Krankenkassen schlagen Alarm: GKV-Sparpaket darf nicht scheitern

Djamal Sadaghiani
GKV-Sparpaket in Gefahr: AOK-Chefin Reimann warnt vor Milliardenkosten

Die finanzielle Lage der gesetzlichen Krankenversicherungen (GKV) spitzt sich weiter zu. Angesichts der jüngsten Forderungen der sogenannten „Wirtschaftsweisen“ nach tiefgreifenden Reformen im Sozialbereich, schlägt der AOK-Bundesverband nun Alarm. Die Vorstandsvorsitzende Dr. Carola Reimann warnt eindringlich davor, das mühsam geschnürte GKV-Sparpaket aufzuweichen oder gar komplett zu zerpflücken.

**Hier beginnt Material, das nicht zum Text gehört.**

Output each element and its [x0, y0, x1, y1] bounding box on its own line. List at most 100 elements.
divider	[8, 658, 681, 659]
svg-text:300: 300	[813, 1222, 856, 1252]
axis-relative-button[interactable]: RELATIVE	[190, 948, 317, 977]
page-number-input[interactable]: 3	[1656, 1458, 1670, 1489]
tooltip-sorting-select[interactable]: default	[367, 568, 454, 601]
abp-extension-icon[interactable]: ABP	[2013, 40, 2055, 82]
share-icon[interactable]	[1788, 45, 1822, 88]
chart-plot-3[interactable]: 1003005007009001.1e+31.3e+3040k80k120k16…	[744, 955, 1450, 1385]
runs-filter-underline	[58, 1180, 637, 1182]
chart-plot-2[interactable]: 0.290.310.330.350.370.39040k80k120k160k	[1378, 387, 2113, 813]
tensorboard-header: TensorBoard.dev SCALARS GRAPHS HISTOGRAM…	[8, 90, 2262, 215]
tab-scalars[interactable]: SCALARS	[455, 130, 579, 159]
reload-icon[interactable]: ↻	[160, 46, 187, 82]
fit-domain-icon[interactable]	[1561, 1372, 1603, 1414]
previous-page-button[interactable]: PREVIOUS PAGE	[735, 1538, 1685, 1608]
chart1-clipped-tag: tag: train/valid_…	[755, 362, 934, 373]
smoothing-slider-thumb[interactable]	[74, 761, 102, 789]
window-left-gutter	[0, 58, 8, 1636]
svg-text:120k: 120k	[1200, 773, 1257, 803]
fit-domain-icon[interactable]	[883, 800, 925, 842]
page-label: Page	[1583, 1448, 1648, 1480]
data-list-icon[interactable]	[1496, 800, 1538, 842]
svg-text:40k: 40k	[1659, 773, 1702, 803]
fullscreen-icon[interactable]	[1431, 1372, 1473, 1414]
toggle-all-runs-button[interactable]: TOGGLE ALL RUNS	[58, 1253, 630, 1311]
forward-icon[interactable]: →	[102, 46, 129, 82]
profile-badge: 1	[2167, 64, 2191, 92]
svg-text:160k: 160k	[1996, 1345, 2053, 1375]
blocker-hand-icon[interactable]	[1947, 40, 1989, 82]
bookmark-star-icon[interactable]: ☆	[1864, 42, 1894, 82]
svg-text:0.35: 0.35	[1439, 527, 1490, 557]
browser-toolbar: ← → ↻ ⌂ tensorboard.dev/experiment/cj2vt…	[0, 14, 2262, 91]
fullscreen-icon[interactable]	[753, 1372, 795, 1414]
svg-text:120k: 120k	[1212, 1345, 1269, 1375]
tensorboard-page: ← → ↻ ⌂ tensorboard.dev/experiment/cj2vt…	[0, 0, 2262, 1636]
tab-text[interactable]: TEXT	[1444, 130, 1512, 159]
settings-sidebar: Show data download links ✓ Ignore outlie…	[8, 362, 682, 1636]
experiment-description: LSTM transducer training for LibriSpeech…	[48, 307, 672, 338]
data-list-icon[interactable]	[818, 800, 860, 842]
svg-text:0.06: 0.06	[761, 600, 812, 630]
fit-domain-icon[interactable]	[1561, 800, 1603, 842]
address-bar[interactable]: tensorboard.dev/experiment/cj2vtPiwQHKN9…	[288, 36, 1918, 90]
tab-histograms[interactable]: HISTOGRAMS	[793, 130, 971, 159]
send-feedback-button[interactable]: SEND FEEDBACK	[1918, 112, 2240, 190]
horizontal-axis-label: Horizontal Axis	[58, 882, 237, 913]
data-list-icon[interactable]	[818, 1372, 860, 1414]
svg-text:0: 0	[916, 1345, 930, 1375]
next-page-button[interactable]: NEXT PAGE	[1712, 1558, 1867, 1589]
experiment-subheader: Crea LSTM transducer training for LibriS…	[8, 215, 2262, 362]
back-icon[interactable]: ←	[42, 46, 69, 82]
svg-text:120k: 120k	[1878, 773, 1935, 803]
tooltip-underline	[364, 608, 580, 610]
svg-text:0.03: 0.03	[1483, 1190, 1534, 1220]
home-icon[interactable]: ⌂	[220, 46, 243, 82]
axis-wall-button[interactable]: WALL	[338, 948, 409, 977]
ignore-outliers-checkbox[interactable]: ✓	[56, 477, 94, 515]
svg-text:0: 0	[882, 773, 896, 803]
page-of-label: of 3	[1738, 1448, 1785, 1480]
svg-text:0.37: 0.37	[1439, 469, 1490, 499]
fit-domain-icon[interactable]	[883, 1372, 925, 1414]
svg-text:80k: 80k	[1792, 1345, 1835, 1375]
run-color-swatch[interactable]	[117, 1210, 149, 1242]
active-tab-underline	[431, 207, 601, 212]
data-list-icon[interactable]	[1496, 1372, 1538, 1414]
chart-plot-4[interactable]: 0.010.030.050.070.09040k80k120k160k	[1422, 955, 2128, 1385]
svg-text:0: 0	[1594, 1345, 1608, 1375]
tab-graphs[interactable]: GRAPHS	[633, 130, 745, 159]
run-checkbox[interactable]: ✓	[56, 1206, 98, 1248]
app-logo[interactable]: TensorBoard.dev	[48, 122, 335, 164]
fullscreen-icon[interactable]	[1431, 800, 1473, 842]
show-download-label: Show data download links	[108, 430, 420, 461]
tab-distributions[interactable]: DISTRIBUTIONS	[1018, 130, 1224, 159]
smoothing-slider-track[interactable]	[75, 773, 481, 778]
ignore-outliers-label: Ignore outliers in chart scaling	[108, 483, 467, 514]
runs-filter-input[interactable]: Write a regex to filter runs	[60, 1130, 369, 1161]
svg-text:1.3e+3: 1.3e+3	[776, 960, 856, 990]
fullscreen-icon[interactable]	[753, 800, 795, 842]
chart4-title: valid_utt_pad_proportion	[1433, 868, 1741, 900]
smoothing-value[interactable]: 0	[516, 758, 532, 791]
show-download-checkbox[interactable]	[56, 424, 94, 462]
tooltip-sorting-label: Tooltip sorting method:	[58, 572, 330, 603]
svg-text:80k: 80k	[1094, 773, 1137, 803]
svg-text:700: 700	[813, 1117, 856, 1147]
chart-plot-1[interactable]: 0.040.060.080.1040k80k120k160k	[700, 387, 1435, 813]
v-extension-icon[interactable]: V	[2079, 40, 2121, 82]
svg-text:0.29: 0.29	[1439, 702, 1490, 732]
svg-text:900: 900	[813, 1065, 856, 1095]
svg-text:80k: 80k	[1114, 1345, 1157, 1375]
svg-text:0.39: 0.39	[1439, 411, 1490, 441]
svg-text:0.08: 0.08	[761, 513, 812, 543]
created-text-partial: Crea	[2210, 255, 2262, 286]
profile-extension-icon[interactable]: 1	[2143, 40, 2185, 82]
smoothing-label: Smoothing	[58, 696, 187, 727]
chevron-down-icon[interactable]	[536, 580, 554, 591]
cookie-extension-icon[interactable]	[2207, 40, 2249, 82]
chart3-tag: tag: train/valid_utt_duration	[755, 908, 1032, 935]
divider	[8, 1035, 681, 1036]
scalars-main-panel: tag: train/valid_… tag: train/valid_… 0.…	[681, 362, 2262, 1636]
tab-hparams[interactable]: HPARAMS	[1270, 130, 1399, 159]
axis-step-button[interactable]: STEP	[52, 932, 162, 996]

Die Krankenversicherung hat ein massives Ausgabenproblem

Bereits in der kommenden Woche werden die neuen Quartalsergebnisse der gesetzlichen Krankenkassen erwartet. Laut dem AOK-Bundesverband wird sich dabei erneut ein klares Bild zeichnen: Das Gesundheitssystem leidet in erster Linie unter einem massiven Ausgabenproblem. Diese Einschätzung wird durch das aktuelle Votum des Sachverständigenrats zur Begutachtung der gesamtwirtschaftlichen Entwicklung gestützt, welches die Dringlichkeit von Reformen nochmals deutlich hervorhebt.

Besonders die großen Ausgabenblöcke für Krankenhäuser und Arzneimittel stehen im Fokus. Der Sachverständigenrat bestätigte damit den Grundtenor der Finanzkommission Gesundheit und unterstrich, wie unverzichtbar die Umsetzung der vorgeschlagenen Effizienzmaßnahmen ist, um das System zukunftsfähig zu halten.

Widerstand aus den Bundesländern blockiert Lösungen

Trotz der angespannten Finanzlage formiert sich auf politischer Ebene massiver Widerstand. Die AOK zeigt sich tief besorgt über Bestrebungen, das geplante Sparpaket wieder aufzuschnüren und wichtige Maßnahmen einfach abzulehnen. Insbesondere die Beschlussempfehlungen des Bundesrats-Gesundheitsausschusses offenbaren eine breite Ablehnungsfront der Länder gegen notwendige Effizienzmaßnahmen im stationären und ambulanten Sektor.

  • Fehlende Alternativen: Laut Kritikern aus den Kassenverbänden sucht man in den Empfehlungen der Länder vergeblich nach eigenen, tragfähigen Vorschlägen zur Kostenreduktion.
  • Blockadehaltung: Geplante und dringend notwendige Maßnahmen zur Effizienzsteigerung drohen an regionalen Einzelinteressen zu scheitern.

Milliarden-Kosten durch neue Gesetze

Während auf der einen Seite dringend gespart werden müsste, treibt die Politik die Kosten paradoxerweise weiter in die Höhe. Der AOK-Bundesverband kritisiert scharf, dass parallel auf Bundesebene finanzwirksame Gesetze verabschiedet werden, die zusätzliche Belastungen in Milliardenhöhe für die Beitragszahler der GKV bedeuten. Ein prominentes Beispiel ist die erst kürzlich beschlossene Apothekenreform. Allein dieses Gesetz wird laut Schätzungen der AOK Extrakosten von bis zu einer Milliarde Euro verursachen.

Forderung nach einem klaren Kurs

Für die Krankenkassen ist das Maß voll. Der politische Schlingerkurs müsse umgehend beendet werden, so die deutliche Forderung. Es sei nun das absolute Gebot der Stunde, auch gegen den massiven und gut organisierten Widerstand der Leistungserbringer standhaft zu bleiben. Nur so könne die finanzielle Stabilität der gesetzlichen Krankenversicherung für die Zukunft gesichert werden – und damit auch die verlässliche Versorgung von Millionen Patienten und Pflegebedürftigen in Deutschland.